Back to the pie. In essence, the workflow is very simple. First, you dissolve unflavored gelatin in boiling water (you can use the microwave to boil the water). You then combine the gelatin-water with cream cheese and sour cream, and mix until combined (my pics look a little frothy because I decided to use a hand mixer this time). The heat will in effect melt the cheese and cream, and you will be left with a milk-ish looking liquid. Then you add in the mango pulp from the can, pour into your crusts, top with saran wrap, and pop into the fridge for several hours or overnight. If you want, you can pre-bake your crusts as per the directions on the package (usually this entails brushing it with an egg wash and baking it at 375F for about 5 minutes). This is optional however, and most of the time I don’t bother.
Unsolidified |
Solidified. |
Using a whipped cream or Cool Whip topping is a definite option with this pie. Because I lay saran wrap on it while it is solidifying (to prevent the formation of a skin), the surface isn’t smooth. Whipped cream would “pretty up” the surface of the pie. You can smear it right on top after the pie solidifies and make a mango cream pie. I personally just like to offer it on the side, since I prefer my mango pie slice nekkid.
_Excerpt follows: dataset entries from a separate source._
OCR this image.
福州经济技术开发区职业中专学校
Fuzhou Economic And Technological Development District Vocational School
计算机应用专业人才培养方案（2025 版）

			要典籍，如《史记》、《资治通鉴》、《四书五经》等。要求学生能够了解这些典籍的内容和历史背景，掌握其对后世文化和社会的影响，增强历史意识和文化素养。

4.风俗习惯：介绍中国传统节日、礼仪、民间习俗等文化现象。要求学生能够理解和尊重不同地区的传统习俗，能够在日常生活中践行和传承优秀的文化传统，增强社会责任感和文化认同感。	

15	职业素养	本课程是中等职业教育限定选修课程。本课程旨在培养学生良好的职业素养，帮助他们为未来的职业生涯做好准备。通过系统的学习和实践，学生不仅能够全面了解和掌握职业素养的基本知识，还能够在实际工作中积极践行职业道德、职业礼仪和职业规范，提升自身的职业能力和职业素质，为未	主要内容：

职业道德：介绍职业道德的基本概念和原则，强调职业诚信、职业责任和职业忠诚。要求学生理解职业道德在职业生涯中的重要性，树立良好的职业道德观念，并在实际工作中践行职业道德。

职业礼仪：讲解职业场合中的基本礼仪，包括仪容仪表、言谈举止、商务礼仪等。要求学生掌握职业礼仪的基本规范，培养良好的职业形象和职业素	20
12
You can also fold in whipped cream or Cool Whip prior to solidifying the pie, but I have a feeling this would mute the mango taste too much for my taste buds.
Ingredients
- 2-3 ready-made graham cracker crusts (6oz, 9oz and/or minis)
- 1 - 30oz can of mango pulp (keep in mind that if the pulp is sweetened, you will not need additional sugar)
- 1 - 8oz block of cream cheese, softened
- ½ C sour cream
- 3 packets unflavored gelatin
- 2 C boiling water
- Whipped cream or Cool Whip (optional)
Directions
- Pre-bake the graham crusts if desired, and let cool.
- Melt the gelatin in boiling water until dissolved (can use microwave to boil the water, mine took about 3 minutes)
- Combine the cream cheese and sour cream in a bowl, and mix until combined (you can use a stand or hand mixer. There will be froth…don’t worry about it…)
- Add the gelatin-water mixture to the cream mixture and mix until combined
- Add in the mango pulp and mix until combined. At this point, it is easy to do by hand, which will also take care of some of the froth
- Pour filling into the crusts, and lay saran wrap over the top, touching the liquid. This is to prevent a skin. I’m not really sure if there is enough dairy in this pie to form a skin, but I am taking nooooo chances!
- Place filled crusts in refrigerator for at least several hours or overnight.
When the pie has solidified and chilled, slice it up and serve it! This pie is light, fresh, and delicious. I frequently bring it to places and get dubious looks when I tell people that it is a mango pie, but those suspicious looks always disappear when they taste it. People always request the recipe which, by my standards, is the surest way to know something is really being enjoyed!!